Hint: Matrix multiplication is only possible, when the number of columns of first matrix is equal to the number of rows of second matrix.

Given:

$\left[\begin{array}{l}4 \\ 1 \\ 3\end{array}\right] A=\left[\begin{array}{lll}-4 & 8 & 4 \\ -1 & 2 & 1 \\ -3 & 6 & 3\end{array}\right]$

We know that two matrices B and C are eligible for the product BC only when number of columns of B is equal to number or rows of C.

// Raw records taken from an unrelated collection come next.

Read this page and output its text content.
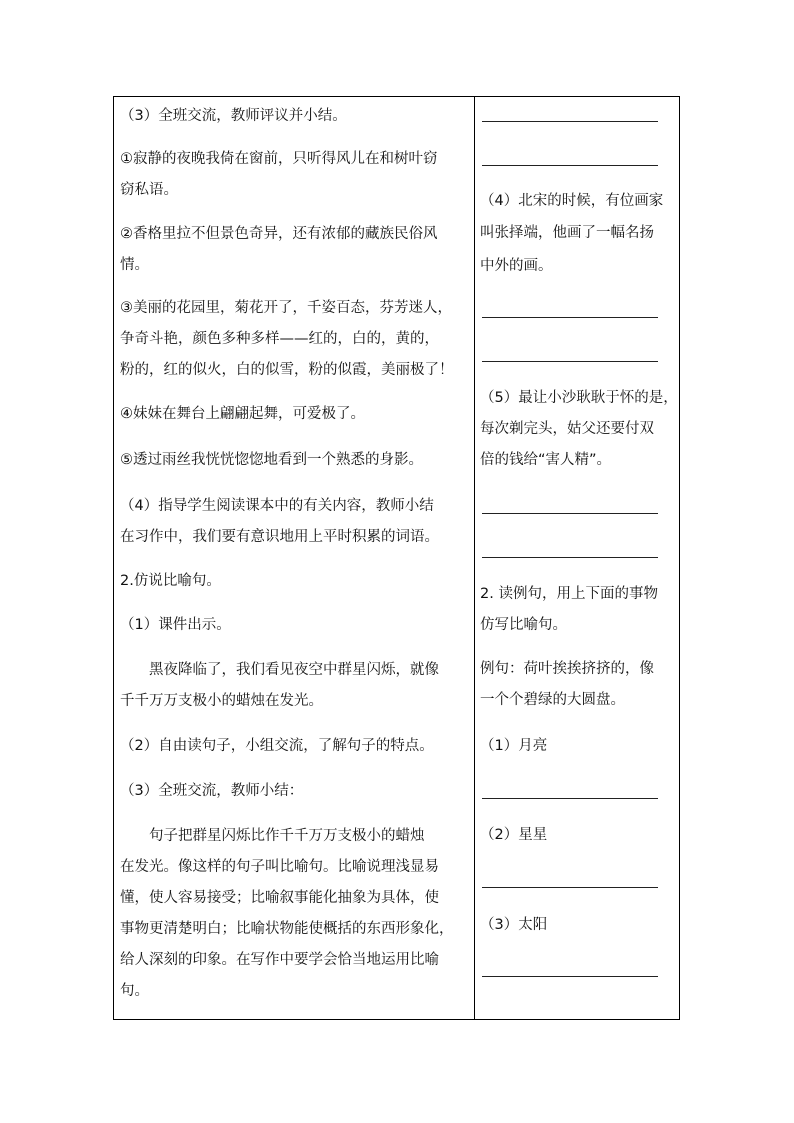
（3）全班交流，教师评议并小结。

①寂静的夜晚我倚在窗前，只听得风儿在和树叶窃

窃私语。

②香格里拉不但景色奇异，还有浓郁的藏族民俗风

情。

③美丽的花园里，菊花开了，千姿百态，芬芳迷人，

争奇斗艳，颜色多种多样——红的，白的，黄的，

粉的，红的似火，白的似雪，粉的似霞，美丽极了！

④妹妹在舞台上翩翩起舞，可爱极了。

⑤透过雨丝我恍恍惚惚地看到一个熟悉的身影。

（4）指导学生阅读课本中的有关内容，教师小结

在习作中，我们要有意识地用上平时积累的词语。

2.仿说比喻句。

（1）课件出示。

　　黑夜降临了，我们看见夜空中群星闪烁，就像

千千万万支极小的蜡烛在发光。

（2）自由读句子，小组交流，了解句子的特点。

（3）全班交流，教师小结：

　　句子把群星闪烁比作千千万万支极小的蜡烛

在发光。像这样的句子叫比喻句。比喻说理浅显易

懂，使人容易接受；比喻叙事能化抽象为具体，使

事物更清楚明白；比喻状物能使概括的东西形象化，

给人深刻的印象。在写作中要学会恰当地运用比喻

句。

（4）北宋的时候，有位画家

叫张择端，他画了一幅名扬

中外的画。

（5）最让小沙耿耿于怀的是，

每次剃完头，姑父还要付双

倍的钱给“害人精”。

2. 读例句，用上下面的事物

仿写比喻句。

例句：荷叶挨挨挤挤的，像

一个个碧绿的大圆盘。

（1）月亮

（2）星星

（3）太阳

So, from the given definition we can consider that the order of matrix A is $1 \times 3$  i.e. we can assume $\therefore\left[\begin{array}{l}4 \\ 1 \\ 3\end{array}\right]_{3 \times 1}\left[\begin{array}{lll}x_{1} & x_{2} & x_{3}\end{array}\right]_{1 \times 3}=\left[\begin{array}{ccc}-4 & 8 & 4 \\ -1 & 2 & 1 \\ -3 & 6 & 3\end{array}\right]_{3 \times 3}$

$\\\\ \Rightarrow\left[\begin{array}{lll} 4\left(x_{1}\right) & 4\left(x_{2}\right) & 4\left(x_{3}\right) \\ 1\left(x_{1}\right) & 1\left(x_{2}\right) & 1\left(x_{3}\right) \\ 3\left(x_{1}\right) & 3\left(x_{2}\right) & 3\left(x_{3}\right) \end{array}\right]=\left[\begin{array}{ccc} -4 & 8 & 4 \\ -1 & 2 & 1 \\ -3 & 6 & 3 \end{array}\right]\\\\\\ \Rightarrow\left[\begin{array}{ccc} 4 x_{1} & 4 x_{2} & 4 x_{3} \\ x_{1} & x_{2} & x_{3} \\ 3 x_{1} & 3 x_{2} & 3 x_{3} \end{array}\right]=\left[\begin{array}{ccc} -4 & 8 & 4 \\ -1 & 2 & 1 \\ -3 & 6 & 3 \end{array}\right]$

Equating the corresponding element of the two matrices, we have

$x_{1}=-1, x_{2}=2, x_{3}=1$

So, matrix  $A=\left[\begin{array}{lll} -1 & 2 & 1\end{array}]\right.$